Não é todo mundo que queremos beijar no momento de cumprimentar. Seja homem ou mulher, sempre achei que deveria ser um ato espontâneo, mas recíproco. Pensando em outra tática, me veio à cabeça uma bem engraçada, levantar uma plaquinha bem na frente do rosto, em que estaria escrito “permito apenas aperto de mão”. Declarar as mesmas palavras em voz alta, no momento em que se depara com o ser, soaria estranho para quem estivesse por perto e logo necessitaria de uma explicação.
Sem achar a saída adequada, acabei deixando para decidir o que fazer no momento do encontro e os acontecimentos diários acabaram me distanciando do trauma. Deixei tanto de lado, que ao ser perguntada pelo meu amigo sobre o resultado do incômodo café, respondi que tudo tinha transcorrido bem, na medida do possível, mas que eu jamais aceitaria novamente aquele tipo de convite.
Foi me solidarizando com a atleta beijada na boca à força que me veio à tona aquele sentimento de repugnância em relação ao beijo forçado no pescoço que recebi. É claro que minha posição é bem diferente da dela. Não tenho como provar que aconteceu da forma que estou contando. Não foi na frente do mundo. Mesmo que haja câmeras que possam ser revisadas do local em que estávamos, duvido que a intenção ficaria explícita. Seria a minha palavra contra a dele apenas. Mas por favor, mulheres, não encarem isso como razão para não denunciarem um abuso. Sendo necessário, sigam em frente. A palavra de uma mulher tem muito valor. No meu caso, estou julgando desnecessário.

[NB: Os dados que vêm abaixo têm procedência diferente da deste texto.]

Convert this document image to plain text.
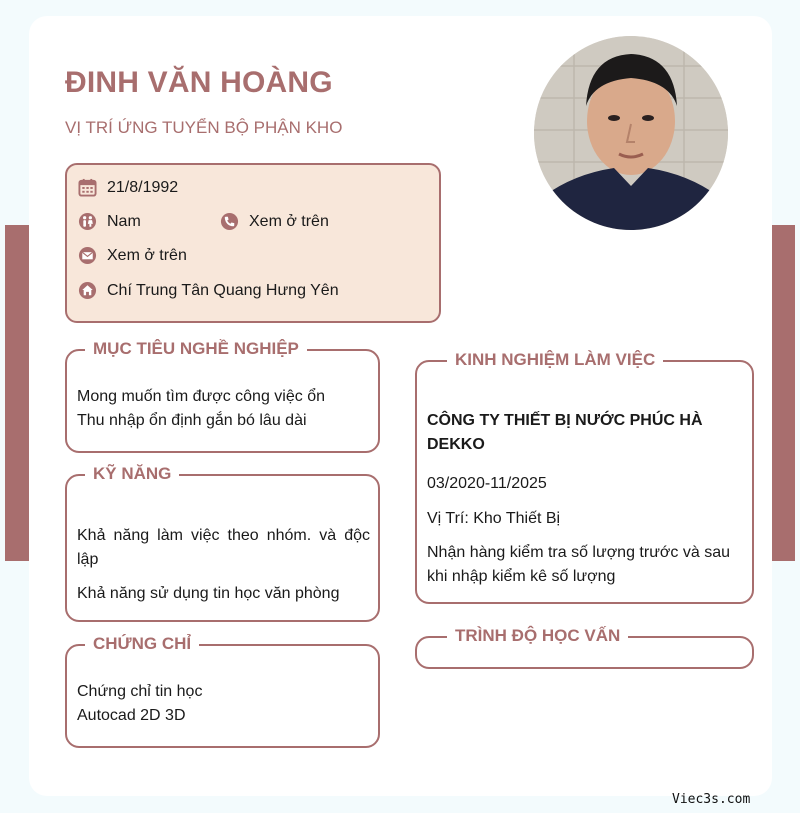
ĐINH VĂN HOÀNG
VỊ TRÍ ỨNG TUYỂN BỘ PHẬN KHO
21/8/1992
Nam	Xem ở trên
Xem ở trên
Chí Trung Tân Quang Hưng Yên
MỤC TIÊU NGHỀ NGHIỆP
Mong muốn tìm được công việc ổn
Thu nhập ổn định gắn bó lâu dài
KỸ NĂNG
Khả năng làm việc theo nhóm. và độc lập
Khả năng sử dụng tin học văn phòng
CHỨNG CHỈ
Chứng chỉ tin học
Autocad 2D 3D
KINH NGHIỆM LÀM VIỆC
CÔNG TY THIẾT BỊ NƯỚC PHÚC HÀ DEKKO
03/2020-11/2025
Vị Trí: Kho Thiết Bị
Nhận hàng kiểm tra số lượng trước và sau khi nhập kiểm kê số lượng
TRÌNH ĐỘ HỌC VẤN
Viec3s.com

Também é preciso analisar o contexto. No caso da jogadora espanhola, além de ter sido transmitido ao vivo para todo o planeta, ter sido gravado e o vídeo ilustrado várias matérias em inúmeras mídias, há toda a situação estranha que o time feminino espanhol vem enfrentando nos últimos tempos em relação à equipe técnica da seleção. Há um evidente desacordo entre as partes, escancarado publicamente em notícias e ações e foi até comentado por mim em minha crônica anterior, escrita ainda no domingo do final da copa. Foi uma vitória incrível, dadas as circunstâncias emocionais enfrentadas pelas jogadoras, contra todas as expectativas naturais em casos com crises de relacionamento desse tipo.

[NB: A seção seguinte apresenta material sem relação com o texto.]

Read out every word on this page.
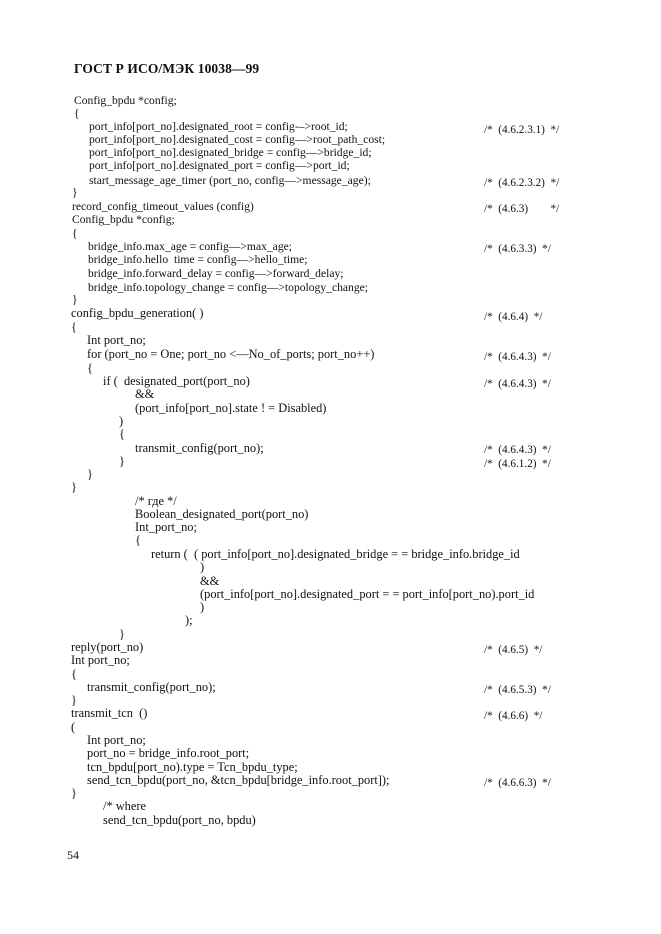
ГОСТ Р ИСО/МЭК 10038—99
Config_bpdu *config;
{
port_info[port_no].designated_root = config-–>root_id;
port_info[port_no].designated_cost = config—>root_path_cost;
port_info[port_no].designated_bridge = config—>bridge_id;
port_info[port_no].designated_port = config—>port_id;
start_message_age_timer (port_no, config—>message_age);
}
record_config_timeout_values (config)
Config_bpdu *config;
{
bridge_info.max_age = config—>max_age;
bridge_info.hello  time = config—>hello_time;
bridge_info.forward_delay = config—>forward_delay;
bridge_info.topology_change = config—>topology_change;
}
config_bpdu_generation( )
{
Int port_no;
for (port_no = One; port_no <—No_of_ports; port_no++)
{
if (  designated_port(port_no)
&&
(port_info[port_no].state ! = Disabled)
)
{
transmit_config(port_no);
}
}
}
/* где */
Boolean_designated_port(port_no)
Int_port_no;
{
return (  ( port_info[port_no].designated_bridge = = bridge_info.bridge_id
)
&&
(port_info[port_no].designated_port = = port_info[port_no).port_id
)
);
}
reply(port_no)
Int port_no;
{
transmit_config(port_no);
}
transmit_tcn  ()
(
Int port_no;
port_no = bridge_info.root_port;
tcn_bpdu[port_no).type = Tcn_bpdu_type;
send_tcn_bpdu(port_no, &tcn_bpdu[bridge_info.root_port]);
}
/* where
send_tcn_bpdu(port_no, bpdu)
/*  (4.6.2.3.1)  */
/*  (4.6.2.3.2)  */
/*  (4.6.3)        */
/*  (4.6.3.3)  */
/*  (4.6.4)  */
/*  (4.6.4.3)  */
/*  (4.6.4.3)  */
/*  (4.6.4.3)  */
/*  (4.6.1.2)  */
/*  (4.6.5)  */
/*  (4.6.5.3)  */
/*  (4.6.6)  */
/*  (4.6.6.3)  */
54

O que esse contexto tem a ver com a atitude do dirigente? Deixo essa pergunta no ar por não saber como respondê-la. Mas é certo que precisa ser levado em consideração na investigação em curso.
Quanto a mim, ter escrito esta crônica me trouxe a solução que eu procurava. Espero que o meu opressor a leia com atenção e se identifique na cena, sem, de forma alguma comentar com alguém, o que o estaria identificando, que como eu já disse, não é minha intenção. Que fique entre nós, mas que sirva de alerta. Cumprimentos entre nós, apenas com um breve aperto de mão. Combinado?